Es magíster en Educación con mención en Docencia e Investigación en Educación Superior de la Universidad Peruana Cayetano Heredia (UPCH).

Además, es director de Investigaciones del Instituto de Estudios Peruanos (IEP) y profesor principal del departamento de educación de la UPCH. Es también miembro fundador de la Sociedad de Investigación Educativa Peruana (SIEP), miembro del Consejo Asesor de la Organización de Estados Iberoamericanos para la Educación, la Ciencia y la Cultura (OEI) e investigador del Sistema Nacional de Ciencia y Tecnología e Innovación Tecnológica del Consejo Nacional de Ciencia, Tecnología e Innovación Tecnológica del Perú (CONCYTEC).

Asimismo, Cuenca forma parte del Grupo de Investigación Cambio Educativo para la Justicia Social (GICE) de la Universidad Autónoma de Madrid y del Grupo de Trabajo sobre Políticas Educativas y Derecho a la Educación del Consejo Latinoamericano de Ciencias Sociales (CLACSO

Dialogue y Fundación Varkey). Ha sido consejero del Consejo Nacional de Educación del Perú (CNE).

Sus principales líneas de investigación van por los temas de reformas y políticas educativas comparadas: educación y política, educación superior e inclusión social y cuestiones docentes.

Ha tenido una postura clara desde el inicio de la emergencia sanitaria sobre los problemas que se han visibilizado en el país: «La pandemia, que empezó como una crisis sanitaria y ahora es una crisis del sistema, ha puesto un reflector sobre el país que algunos no querían ver y que ha dejado de ser un ejercicio académico: las desigualdades existen y el Estado tiene que hacerse cargo de que no existan más”, indicó en una entrevista.

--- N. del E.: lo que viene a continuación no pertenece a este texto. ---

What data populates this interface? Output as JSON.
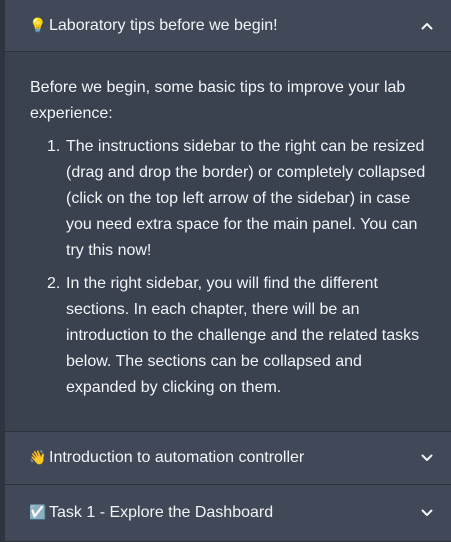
{
  "sections": {
    "tips": {
      "emoji": "💡",
      "emoji_icon": "lightbulb-icon",
      "title": "Laboratory tips before we begin!",
      "expanded": true,
      "intro": "Before we begin, some basic tips to improve your lab experience:",
      "items": [
        {
          "number": "1.",
          "text": "The instructions sidebar to the right can be resized (drag and drop the border) or completely collapsed (click on the top left arrow of the sidebar) in case you need extra space for the main panel. You can try this now!"
        },
        {
          "number": "2.",
          "text": "In the right sidebar, you will find the different sections. In each chapter, there will be an introduction to the challenge and the related tasks below. The sections can be collapsed and expanded by clicking on them."
        }
      ]
    },
    "intro": {
      "emoji": "👋",
      "emoji_icon": "waving-hand-icon",
      "title": "Introduction to automation controller",
      "expanded": false
    },
    "task1": {
      "emoji": "☑️",
      "emoji_icon": "check-box-icon",
      "title": "Task 1 - Explore the Dashboard",
      "expanded": false
    }
  },
  "colors": {
    "background": "#2e3440",
    "header": "#414958",
    "body": "#3a4250",
    "text": "#f2f4f7"
  }
}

Por otro lado, sobre el bachillerato automático para estudiantes universitarios en el período 2020-2021, Ricardo Cuenca calificó esta iniciativa como un retroceso: “La motivación es muy populista y creo que busca enganchar a una alguna parte de población universitaria. Creo que los estudiantes no establecerán un vínculo con este beneficio porque se tiene muy en claro la necesidad de mejorar el nivel universitario. Uno de los elementos más importantes que tuvo la Ley Universitaria fue volver a apostar y recuperar el espacio de investigación académica que fue dejado de lado por las universidades para concentrarse en la formación profesional”, expresó.

En los últimos años ha asesorado a los ministerios de Educación de Colombia, Ecuador, Guatemala, Honduras y Panamá. Ha sido consultor del BID, CAF, OECD, OEI, OREALC-UNESCO, USAID, entre otros.